First Drive: 2003 Ford Expedition
Smooth ride, sportier handling, and full-size utility
Precise handling is not what we expected in a 5686-lb, truck--even if it did receive an all-new independent rear suspension. Ford chassis engineers insist that it's a nice thing to discover on a twisty road or during an unexpectedly forced freeway lane change. We agree.
After driving the all-new Expedition both on and off road and on the test track, we came away impressed that Ford not only introduced handling precision into its from-scratch chassis, but eliminated much of the shake and shudder typical of full-frame vehicles, especially on wavy road surfaces. Hydraulic mounts for the largely carryover 4.6 and 5.4L SOHC V-8s smooth the power pulses and better isolate engine from frame and body. Transmission-calibration work has also polished the shifts to Town Car quality levels. All these tweaks dial up the premium ambience in Ford's big new sport/utility.
The driver side of the dash has a cockpit feel, with white lettering on the black-on-black controls.
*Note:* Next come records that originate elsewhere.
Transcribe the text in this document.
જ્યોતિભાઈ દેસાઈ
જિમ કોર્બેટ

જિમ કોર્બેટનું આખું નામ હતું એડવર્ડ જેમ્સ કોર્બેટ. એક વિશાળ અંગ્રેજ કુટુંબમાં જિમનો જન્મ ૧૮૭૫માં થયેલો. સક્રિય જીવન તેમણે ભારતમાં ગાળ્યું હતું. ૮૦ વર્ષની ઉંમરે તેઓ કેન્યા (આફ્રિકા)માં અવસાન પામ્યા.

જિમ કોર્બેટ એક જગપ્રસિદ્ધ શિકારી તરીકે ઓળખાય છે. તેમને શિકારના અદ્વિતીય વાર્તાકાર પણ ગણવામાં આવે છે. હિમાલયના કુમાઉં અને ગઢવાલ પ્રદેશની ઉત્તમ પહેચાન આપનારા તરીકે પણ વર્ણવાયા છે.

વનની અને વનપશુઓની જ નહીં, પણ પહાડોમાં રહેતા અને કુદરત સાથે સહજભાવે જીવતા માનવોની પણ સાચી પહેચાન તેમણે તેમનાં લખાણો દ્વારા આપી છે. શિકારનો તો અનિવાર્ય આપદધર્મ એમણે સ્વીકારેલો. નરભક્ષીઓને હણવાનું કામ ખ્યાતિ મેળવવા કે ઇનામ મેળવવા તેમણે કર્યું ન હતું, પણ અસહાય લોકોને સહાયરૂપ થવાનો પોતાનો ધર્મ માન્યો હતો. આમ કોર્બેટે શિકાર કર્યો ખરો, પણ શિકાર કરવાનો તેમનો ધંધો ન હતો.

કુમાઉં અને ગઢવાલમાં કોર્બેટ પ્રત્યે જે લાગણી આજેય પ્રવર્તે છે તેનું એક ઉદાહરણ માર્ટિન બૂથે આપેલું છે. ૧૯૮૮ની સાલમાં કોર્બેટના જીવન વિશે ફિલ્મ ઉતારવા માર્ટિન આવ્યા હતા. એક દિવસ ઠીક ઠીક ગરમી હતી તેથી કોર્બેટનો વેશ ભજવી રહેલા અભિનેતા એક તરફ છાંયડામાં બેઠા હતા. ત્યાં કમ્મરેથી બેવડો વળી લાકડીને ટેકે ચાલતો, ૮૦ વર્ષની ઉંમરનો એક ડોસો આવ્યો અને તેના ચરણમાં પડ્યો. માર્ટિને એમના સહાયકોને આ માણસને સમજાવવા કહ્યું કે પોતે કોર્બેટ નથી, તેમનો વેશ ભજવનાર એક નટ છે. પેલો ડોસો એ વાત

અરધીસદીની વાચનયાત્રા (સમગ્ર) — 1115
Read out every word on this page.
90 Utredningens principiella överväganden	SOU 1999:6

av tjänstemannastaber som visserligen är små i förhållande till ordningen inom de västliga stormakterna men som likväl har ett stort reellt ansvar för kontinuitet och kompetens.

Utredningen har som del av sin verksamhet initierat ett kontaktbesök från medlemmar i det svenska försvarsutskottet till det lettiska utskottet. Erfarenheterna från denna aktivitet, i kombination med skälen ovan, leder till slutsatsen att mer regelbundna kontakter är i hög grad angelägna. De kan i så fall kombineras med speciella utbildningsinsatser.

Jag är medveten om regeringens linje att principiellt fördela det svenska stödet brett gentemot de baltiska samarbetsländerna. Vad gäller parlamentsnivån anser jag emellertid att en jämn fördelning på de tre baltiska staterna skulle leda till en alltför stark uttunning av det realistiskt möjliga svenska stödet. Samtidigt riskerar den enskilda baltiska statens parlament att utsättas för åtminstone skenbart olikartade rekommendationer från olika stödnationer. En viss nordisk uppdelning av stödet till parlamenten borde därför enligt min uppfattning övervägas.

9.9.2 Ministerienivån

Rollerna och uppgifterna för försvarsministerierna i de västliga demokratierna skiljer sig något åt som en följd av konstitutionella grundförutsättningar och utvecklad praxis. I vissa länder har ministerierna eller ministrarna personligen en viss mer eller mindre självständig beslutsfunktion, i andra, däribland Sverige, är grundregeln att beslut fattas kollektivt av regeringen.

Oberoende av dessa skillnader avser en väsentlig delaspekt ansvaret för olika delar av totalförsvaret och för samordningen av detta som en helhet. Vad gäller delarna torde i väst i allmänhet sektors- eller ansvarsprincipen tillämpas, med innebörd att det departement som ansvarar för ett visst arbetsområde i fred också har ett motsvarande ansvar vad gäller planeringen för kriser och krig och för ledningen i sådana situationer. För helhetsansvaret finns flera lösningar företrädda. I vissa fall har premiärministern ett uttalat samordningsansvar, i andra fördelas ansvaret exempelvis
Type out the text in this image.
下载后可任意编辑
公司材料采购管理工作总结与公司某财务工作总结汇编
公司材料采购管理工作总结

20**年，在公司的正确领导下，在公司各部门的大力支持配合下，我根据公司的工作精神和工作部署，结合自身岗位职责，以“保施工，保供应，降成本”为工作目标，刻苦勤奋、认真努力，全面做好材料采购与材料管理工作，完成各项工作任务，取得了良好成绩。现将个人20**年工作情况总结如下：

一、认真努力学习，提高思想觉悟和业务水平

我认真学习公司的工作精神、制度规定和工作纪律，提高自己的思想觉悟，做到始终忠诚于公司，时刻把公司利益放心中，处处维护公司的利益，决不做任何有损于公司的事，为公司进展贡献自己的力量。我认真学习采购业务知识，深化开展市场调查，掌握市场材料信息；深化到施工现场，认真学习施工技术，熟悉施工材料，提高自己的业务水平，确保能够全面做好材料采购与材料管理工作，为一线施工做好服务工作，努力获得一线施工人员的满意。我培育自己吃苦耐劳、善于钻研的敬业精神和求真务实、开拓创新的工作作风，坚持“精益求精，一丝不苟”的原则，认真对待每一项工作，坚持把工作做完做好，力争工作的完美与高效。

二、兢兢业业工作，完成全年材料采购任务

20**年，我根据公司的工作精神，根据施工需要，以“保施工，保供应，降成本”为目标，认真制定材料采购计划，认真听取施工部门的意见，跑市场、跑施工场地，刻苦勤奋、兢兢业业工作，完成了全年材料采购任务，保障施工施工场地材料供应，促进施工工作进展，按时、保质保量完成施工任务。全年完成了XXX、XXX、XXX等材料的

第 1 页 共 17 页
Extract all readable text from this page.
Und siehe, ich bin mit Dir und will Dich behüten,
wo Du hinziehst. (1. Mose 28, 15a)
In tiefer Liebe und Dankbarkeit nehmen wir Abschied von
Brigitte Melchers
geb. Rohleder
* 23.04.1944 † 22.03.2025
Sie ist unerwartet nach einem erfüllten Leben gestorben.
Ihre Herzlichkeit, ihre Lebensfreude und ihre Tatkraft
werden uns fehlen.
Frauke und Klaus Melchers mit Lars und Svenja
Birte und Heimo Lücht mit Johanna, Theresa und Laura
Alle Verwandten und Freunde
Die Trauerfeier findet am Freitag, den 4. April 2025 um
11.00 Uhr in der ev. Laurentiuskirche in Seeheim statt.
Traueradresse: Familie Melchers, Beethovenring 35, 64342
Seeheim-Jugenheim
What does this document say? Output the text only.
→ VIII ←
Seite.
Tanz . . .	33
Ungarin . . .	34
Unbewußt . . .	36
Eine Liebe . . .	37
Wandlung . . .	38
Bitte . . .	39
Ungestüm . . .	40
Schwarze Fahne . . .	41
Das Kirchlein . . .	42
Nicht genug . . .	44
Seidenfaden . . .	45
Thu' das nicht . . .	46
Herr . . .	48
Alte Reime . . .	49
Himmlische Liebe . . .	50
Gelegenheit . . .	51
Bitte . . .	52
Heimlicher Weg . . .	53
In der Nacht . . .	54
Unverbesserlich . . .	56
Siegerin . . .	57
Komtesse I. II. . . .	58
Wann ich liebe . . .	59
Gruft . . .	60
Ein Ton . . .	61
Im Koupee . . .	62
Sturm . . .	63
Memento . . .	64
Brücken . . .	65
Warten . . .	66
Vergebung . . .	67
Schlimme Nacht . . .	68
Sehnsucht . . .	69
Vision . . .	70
Seat cushions are significantly more comfortable, with much improved lateral support to keep you secure during cornering. Even the master cylinder's been fine-tuned to allow for precise metering of the brake pedal, which means smoother stops. We'd ask for two things: more steering boost at cruising speeds and a less "plain-Jane" look for the new instrument cluster. Otherwise, it's a significant advance over the first-generation Expedition.